Otro tanto viene ocurriendo con los actores y actrices. No se alaban sus interpretaciones, sino sus números más o menos circenses. Hace ya medio siglo —en 1968— que a un actor no memorable, Cliff Robertson, se le concedió el Óscar a mejor principal porque en Charly hizo de lo que aún se llamaba entonces “un retrasado mental”. La lista hoy sería interminable: si alguien encarna a un tartamudo, a un discapacitado, a un gay o a un transexual sin serlo, a un personaje histórico al que no se asemeja ni con los kilos de prótesis que se le ponen encima; si una actriz se planta una nariz postiza o se afea indeciblemente o se convierte en serial killer, si engorda o adelgaza brutalmente para su papel; si mujeres u hombres ofrecen una actuación histérica y pasada de rosca, aumentarán mucho sus probabilidades de alzarse con el galardón. (Lo mismo sucede con los premios británicos, los Bafta, y hasta con literarios.) Hoy sería imposible destacar a Jack Lemmon en El apartamento, valga un solo ejemplo de interpretación expresiva pero contenida y matizada, de un individuo corriente y vulgar.
Así que celebro que Hollywood se quite del todo la exigua careta y promulgue unas normas según las cuales sólo podrán optar a mejor película aquellas en las que “al menos un protagonista no sea blanco; al menos un 30% de personajes secundarios sean mujeres, minorías, LGTBIQ o discapacitados; o el tema principal trate sobre uno de estos grupos infrarrepresentados en pantalla”. A continuación, una ristra de condiciones sobre los equipos creativos y técnicos, tan pormenorizados como las Leyes de Núremberg respecto a los judíos: establecían quién lo era a medias, quién en un cuarto, quién en un octavo y cosas peores.

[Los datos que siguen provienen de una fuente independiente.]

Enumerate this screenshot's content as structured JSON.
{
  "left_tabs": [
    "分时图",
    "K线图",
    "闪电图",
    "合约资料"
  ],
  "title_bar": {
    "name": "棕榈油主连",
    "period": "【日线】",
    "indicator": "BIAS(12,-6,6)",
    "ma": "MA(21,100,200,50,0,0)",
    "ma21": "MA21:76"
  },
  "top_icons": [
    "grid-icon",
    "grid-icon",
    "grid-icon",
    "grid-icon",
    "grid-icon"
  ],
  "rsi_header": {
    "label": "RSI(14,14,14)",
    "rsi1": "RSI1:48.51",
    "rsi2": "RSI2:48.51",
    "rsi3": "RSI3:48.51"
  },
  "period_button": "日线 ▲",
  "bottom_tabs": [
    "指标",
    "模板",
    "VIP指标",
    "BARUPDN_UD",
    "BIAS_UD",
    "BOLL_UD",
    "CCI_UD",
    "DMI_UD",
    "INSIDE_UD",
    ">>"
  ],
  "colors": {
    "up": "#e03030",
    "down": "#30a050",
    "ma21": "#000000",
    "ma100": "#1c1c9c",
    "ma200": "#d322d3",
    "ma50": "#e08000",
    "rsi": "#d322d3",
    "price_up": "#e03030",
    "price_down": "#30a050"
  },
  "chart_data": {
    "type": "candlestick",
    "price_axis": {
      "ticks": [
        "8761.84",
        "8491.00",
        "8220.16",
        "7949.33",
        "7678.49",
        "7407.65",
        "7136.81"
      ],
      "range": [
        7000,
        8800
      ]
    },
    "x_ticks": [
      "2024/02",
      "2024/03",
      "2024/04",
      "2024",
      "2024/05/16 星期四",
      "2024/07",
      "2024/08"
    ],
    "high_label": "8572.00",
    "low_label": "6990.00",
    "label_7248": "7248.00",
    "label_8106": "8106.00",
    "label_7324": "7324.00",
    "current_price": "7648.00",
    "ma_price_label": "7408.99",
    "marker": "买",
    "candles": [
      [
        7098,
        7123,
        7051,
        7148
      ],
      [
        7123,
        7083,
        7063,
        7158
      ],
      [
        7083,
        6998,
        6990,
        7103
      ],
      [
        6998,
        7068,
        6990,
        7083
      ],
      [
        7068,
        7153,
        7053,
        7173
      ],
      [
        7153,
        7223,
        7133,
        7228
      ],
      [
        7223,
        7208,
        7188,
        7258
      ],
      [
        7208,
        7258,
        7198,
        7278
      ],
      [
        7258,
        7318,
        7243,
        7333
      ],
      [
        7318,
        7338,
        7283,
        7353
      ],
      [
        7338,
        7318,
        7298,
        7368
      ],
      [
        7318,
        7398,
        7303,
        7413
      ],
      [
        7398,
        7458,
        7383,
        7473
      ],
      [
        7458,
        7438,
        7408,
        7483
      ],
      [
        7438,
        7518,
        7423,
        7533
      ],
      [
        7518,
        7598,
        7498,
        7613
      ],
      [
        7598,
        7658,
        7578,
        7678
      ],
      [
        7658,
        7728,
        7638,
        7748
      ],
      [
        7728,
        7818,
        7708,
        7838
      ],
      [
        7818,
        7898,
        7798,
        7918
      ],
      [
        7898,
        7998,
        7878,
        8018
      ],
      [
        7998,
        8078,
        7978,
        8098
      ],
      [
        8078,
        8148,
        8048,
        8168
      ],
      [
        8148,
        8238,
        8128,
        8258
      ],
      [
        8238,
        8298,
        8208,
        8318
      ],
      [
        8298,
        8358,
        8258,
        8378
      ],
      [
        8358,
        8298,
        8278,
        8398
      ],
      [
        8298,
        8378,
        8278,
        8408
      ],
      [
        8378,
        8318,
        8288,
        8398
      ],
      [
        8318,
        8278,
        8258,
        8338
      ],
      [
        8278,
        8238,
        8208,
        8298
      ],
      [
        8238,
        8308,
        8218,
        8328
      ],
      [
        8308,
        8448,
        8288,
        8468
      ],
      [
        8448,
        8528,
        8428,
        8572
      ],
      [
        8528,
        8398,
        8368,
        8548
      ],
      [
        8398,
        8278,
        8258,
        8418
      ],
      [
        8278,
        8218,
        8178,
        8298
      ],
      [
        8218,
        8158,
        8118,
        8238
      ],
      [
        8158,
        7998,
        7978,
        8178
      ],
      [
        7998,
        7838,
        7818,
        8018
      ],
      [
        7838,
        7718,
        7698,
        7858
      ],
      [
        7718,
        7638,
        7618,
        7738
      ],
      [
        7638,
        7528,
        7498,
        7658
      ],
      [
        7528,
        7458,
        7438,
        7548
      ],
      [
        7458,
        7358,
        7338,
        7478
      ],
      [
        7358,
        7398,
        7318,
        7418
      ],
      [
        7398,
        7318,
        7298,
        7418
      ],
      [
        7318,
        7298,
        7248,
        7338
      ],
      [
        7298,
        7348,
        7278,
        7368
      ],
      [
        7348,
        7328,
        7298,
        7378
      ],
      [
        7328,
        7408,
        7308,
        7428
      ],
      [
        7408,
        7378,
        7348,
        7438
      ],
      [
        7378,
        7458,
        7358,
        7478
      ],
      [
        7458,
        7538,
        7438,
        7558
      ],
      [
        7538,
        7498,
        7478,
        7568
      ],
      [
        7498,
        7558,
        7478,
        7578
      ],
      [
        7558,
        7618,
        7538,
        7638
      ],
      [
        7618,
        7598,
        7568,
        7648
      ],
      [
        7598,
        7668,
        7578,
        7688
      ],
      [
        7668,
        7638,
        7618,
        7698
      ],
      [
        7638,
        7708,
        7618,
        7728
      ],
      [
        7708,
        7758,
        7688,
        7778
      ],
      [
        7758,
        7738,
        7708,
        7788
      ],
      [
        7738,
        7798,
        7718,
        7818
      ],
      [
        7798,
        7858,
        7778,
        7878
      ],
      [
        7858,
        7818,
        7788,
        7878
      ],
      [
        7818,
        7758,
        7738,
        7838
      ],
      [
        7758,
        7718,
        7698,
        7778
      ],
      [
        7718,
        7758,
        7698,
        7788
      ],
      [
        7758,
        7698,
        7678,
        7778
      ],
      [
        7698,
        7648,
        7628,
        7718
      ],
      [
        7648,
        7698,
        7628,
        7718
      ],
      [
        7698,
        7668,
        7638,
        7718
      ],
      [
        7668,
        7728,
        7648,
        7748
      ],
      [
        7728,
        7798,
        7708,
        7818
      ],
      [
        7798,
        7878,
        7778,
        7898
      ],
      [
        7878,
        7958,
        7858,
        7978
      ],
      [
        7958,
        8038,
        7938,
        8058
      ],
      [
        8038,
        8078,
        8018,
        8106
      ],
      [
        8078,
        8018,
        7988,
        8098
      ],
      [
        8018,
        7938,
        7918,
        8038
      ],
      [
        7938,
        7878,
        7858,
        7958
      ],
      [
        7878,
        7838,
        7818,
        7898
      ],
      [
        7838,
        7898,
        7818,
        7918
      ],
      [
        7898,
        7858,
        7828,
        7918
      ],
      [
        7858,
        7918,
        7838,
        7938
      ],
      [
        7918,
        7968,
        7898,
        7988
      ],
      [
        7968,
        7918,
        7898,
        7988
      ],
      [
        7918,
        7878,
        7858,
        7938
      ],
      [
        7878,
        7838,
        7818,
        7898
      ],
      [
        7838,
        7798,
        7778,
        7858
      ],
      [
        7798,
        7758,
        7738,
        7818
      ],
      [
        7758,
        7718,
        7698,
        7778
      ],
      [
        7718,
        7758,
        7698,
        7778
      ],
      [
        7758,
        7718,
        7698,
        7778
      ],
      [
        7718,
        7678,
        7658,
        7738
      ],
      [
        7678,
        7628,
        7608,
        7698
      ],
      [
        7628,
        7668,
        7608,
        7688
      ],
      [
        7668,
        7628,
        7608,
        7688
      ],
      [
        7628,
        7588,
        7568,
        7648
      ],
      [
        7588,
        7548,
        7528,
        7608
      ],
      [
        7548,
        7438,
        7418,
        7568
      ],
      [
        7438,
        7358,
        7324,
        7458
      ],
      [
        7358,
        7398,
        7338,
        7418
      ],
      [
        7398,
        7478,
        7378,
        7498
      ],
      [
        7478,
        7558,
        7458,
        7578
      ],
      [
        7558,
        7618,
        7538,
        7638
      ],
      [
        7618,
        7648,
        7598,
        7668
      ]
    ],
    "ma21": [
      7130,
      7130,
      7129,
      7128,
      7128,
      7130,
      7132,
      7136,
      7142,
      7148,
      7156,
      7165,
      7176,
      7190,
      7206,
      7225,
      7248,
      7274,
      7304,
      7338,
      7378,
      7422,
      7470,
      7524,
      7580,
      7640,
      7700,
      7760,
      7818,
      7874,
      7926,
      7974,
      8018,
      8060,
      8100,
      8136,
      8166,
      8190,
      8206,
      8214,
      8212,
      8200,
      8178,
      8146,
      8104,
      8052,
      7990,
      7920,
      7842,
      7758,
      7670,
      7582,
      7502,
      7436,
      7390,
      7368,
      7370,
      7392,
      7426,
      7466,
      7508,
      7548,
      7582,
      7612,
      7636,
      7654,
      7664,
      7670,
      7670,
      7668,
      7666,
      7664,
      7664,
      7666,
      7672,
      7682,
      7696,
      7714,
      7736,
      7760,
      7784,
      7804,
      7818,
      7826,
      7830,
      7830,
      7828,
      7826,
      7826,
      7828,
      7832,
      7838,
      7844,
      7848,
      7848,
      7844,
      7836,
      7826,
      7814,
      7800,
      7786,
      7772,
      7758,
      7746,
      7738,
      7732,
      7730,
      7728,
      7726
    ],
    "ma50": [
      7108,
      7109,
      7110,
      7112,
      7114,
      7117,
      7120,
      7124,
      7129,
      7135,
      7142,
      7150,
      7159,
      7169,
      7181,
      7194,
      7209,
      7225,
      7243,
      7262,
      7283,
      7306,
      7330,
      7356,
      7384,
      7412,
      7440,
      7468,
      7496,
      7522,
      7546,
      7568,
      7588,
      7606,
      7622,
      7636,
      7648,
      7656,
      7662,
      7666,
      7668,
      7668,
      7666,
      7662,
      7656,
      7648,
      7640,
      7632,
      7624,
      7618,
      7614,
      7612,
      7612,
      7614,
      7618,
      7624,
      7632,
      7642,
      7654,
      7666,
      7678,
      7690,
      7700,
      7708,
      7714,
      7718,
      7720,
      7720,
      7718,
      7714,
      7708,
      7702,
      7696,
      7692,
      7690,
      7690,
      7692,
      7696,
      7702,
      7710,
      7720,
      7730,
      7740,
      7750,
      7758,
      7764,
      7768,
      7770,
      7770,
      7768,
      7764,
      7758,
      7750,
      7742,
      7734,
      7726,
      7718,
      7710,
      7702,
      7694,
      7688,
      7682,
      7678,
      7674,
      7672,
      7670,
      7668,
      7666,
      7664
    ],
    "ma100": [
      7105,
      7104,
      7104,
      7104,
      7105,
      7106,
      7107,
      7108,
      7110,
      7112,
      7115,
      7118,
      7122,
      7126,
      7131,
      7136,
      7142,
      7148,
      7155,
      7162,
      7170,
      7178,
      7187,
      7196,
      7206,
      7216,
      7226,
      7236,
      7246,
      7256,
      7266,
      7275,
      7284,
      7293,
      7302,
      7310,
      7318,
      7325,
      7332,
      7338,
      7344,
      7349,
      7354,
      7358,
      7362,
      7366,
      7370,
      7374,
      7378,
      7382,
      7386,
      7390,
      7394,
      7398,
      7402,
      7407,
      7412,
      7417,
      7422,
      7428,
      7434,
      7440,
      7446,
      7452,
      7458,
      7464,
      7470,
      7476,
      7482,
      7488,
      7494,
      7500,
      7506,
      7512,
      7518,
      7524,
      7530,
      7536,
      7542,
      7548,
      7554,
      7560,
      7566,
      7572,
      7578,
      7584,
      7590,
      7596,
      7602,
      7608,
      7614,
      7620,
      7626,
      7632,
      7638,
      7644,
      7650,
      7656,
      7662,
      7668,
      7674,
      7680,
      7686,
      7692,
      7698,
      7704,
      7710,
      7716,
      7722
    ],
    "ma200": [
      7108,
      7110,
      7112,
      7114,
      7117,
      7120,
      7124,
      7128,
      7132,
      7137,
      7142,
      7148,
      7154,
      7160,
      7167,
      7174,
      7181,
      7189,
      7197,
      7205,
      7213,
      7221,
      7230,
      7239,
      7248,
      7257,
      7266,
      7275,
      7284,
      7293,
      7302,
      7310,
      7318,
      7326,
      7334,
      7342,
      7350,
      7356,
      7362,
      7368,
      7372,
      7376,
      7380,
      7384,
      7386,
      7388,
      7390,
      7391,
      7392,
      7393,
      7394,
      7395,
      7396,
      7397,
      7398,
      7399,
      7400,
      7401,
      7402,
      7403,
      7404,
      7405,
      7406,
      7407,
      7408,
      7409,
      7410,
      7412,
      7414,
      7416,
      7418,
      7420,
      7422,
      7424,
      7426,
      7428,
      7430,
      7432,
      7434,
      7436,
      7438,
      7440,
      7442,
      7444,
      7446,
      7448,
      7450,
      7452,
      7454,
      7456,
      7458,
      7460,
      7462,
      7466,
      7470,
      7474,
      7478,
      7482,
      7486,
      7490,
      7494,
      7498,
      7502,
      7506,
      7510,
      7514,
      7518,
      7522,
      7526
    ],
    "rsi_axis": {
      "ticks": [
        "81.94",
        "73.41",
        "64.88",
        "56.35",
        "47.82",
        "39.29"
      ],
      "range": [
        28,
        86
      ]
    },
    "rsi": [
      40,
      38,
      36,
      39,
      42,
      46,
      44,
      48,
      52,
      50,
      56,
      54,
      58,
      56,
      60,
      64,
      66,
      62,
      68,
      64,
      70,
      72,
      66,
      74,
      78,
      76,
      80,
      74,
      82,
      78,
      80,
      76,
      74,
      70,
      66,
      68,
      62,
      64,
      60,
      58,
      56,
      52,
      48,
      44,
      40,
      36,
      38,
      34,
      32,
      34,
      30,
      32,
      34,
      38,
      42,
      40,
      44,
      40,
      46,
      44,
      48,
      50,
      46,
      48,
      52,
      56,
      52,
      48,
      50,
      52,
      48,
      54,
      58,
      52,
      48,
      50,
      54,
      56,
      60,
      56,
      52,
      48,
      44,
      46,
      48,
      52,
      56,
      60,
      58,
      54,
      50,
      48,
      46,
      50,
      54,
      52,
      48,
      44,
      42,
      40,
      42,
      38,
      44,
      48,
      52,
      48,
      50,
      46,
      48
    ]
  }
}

Ahora lo tenemos claro, por escrito y con detalle: Hollywood quiere cine soviético. Da lo mismo que en la URSS se exigieran cánticos a las clases trabajadoras y oprimidas, glosas de las gestas revolucionarias y loas al régimen con su corrupta nomenklatura. Aquí las exigencias son otras, pero lo soviético y nazi es el mismo concepto de exigencia a las artes y a sus creadores, la condena de su libertad.
Lo más grave de estas normas es que atañen incluso a los contenidos. Que se condicione o se dicte lo que debemos filmar, pintar, escribir, qué temas debemos tocar y desde qué posición, es totalitarismo, no hay otra palabra. Yo no hago cine, pero sí novelas. Durante décadas los autores españoles tuvieron prohibidos por la censura franquista asuntos, posturas, términos (recuerdo que un censor le objetó a Benet “muslo” en un párrafo). No llevo 50 años publicando para que ahora los usurpadores de “la izquierda” me coarten o me impongan de nuevo lo que decido o puedo contar; qué actitud han de tener mis criaturas de ficción; si entre ellas ha de haber un 30% de intersexuales, o de negros, magrebíes, anoréxicos o gordos, no vaya a incumplir las tajantes directrices de “inclusividad” y “diversidad” y contribuir a su “infrarrepresentación”. Costó prisión y muerte que se admitiera la plena libertad creadora y artística, aquí y en otros países, para que hoy vuelvan las cortapisas dictatoriales, así se disfracen de “buenas causas”. También los nazis, los franquistas y los soviéticos estaban convencidos de la bondad de las suyas, no se crean que no.